Micro-supercapacitors are promising energy storage devices that can complement or even replace batteries in miniaturized portable electronics and microelectromechanical systems. Their main limitation, however, is the low volumetric energy density when compared with batteries. Here, we describe a hierarchically structured carbon microfibre made of an interconnected network of aligned single-walled carbon nanotubes with interposed nitrogen-doped reduced graphene oxide sheets. The nanomaterials form mesoporous structures of large specific surface area (396 m(2) g(-1)) and high electrical conductivity (102 S cm(-1)).
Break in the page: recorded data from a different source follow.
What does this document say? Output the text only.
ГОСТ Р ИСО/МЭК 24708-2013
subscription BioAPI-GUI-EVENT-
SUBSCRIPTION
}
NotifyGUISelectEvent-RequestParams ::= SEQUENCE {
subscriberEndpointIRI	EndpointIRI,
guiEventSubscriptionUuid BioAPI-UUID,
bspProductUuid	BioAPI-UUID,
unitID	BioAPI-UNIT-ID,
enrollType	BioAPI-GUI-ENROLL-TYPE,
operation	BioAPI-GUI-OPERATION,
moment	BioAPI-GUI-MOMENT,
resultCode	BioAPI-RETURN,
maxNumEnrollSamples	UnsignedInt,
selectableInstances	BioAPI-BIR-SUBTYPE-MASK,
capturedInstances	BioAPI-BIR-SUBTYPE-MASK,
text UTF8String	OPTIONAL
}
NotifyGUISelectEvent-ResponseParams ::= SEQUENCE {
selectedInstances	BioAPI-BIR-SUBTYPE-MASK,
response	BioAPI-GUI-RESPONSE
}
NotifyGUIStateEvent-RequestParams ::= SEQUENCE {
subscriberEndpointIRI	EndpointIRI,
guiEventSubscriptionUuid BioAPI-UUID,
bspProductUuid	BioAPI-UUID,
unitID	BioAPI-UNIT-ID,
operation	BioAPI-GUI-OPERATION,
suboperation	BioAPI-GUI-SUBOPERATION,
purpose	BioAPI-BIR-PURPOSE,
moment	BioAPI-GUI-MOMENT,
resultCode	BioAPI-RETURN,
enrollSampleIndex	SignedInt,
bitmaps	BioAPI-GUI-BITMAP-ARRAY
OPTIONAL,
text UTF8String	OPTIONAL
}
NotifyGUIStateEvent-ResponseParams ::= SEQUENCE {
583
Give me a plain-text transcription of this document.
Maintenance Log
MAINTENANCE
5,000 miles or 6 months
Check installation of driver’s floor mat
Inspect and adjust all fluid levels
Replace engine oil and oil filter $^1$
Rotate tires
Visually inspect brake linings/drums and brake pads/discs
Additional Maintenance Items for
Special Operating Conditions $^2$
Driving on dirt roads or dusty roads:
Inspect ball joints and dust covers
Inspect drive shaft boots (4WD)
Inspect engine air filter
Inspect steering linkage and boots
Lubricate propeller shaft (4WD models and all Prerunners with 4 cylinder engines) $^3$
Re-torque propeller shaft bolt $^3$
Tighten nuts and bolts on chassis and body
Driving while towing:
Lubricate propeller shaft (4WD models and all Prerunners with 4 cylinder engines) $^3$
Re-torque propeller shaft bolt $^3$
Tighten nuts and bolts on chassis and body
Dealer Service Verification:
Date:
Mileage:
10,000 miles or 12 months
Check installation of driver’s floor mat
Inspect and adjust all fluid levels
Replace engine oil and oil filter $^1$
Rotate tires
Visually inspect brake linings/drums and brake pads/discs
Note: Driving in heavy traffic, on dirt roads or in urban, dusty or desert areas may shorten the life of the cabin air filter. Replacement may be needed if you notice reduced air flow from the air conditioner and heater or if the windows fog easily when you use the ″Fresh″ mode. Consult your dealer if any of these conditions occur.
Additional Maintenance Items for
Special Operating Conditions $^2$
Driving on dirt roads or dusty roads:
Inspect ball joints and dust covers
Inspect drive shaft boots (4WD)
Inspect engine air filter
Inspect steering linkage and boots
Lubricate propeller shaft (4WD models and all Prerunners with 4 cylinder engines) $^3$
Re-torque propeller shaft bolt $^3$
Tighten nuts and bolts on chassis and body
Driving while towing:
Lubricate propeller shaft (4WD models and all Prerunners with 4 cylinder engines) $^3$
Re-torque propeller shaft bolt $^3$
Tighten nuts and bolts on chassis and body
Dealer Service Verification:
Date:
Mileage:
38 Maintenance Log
We develop a scalable method to continuously produce the fibres using a silica capillary column functioning as a hydrothermal microreactor. The resultant fibres show a specific volumetric capacity as high as 305 F cm(-3) in sulphuric acid (measured at 73.5 mA cm(-3) in a three-electrode cell) or 300 F cm(-3) in polyvinyl alcohol (PVA)/H(3)PO(4) electrolyte (measured at 26.7 mA cm(-3) in a two-electrode cell). A full micro-supercapacitor with PVA/H(3)PO(4) gel electrolyte, free from binder, current collector and separator, has a volumetric energy density of ∼6.3 mWh cm(-3) (a value comparable to that of 4 V-500 µAh thin-film lithium batteries) while maintaining a power density more than two orders of magnitude higher than that of batteries, as well as a long cycle life. To demonstrate that our fibre-based, all-solid-state micro-supercapacitors can be easily integrated into miniaturized flexible devices, we use them to power an ultraviolet photodetector and a light-emitting diode.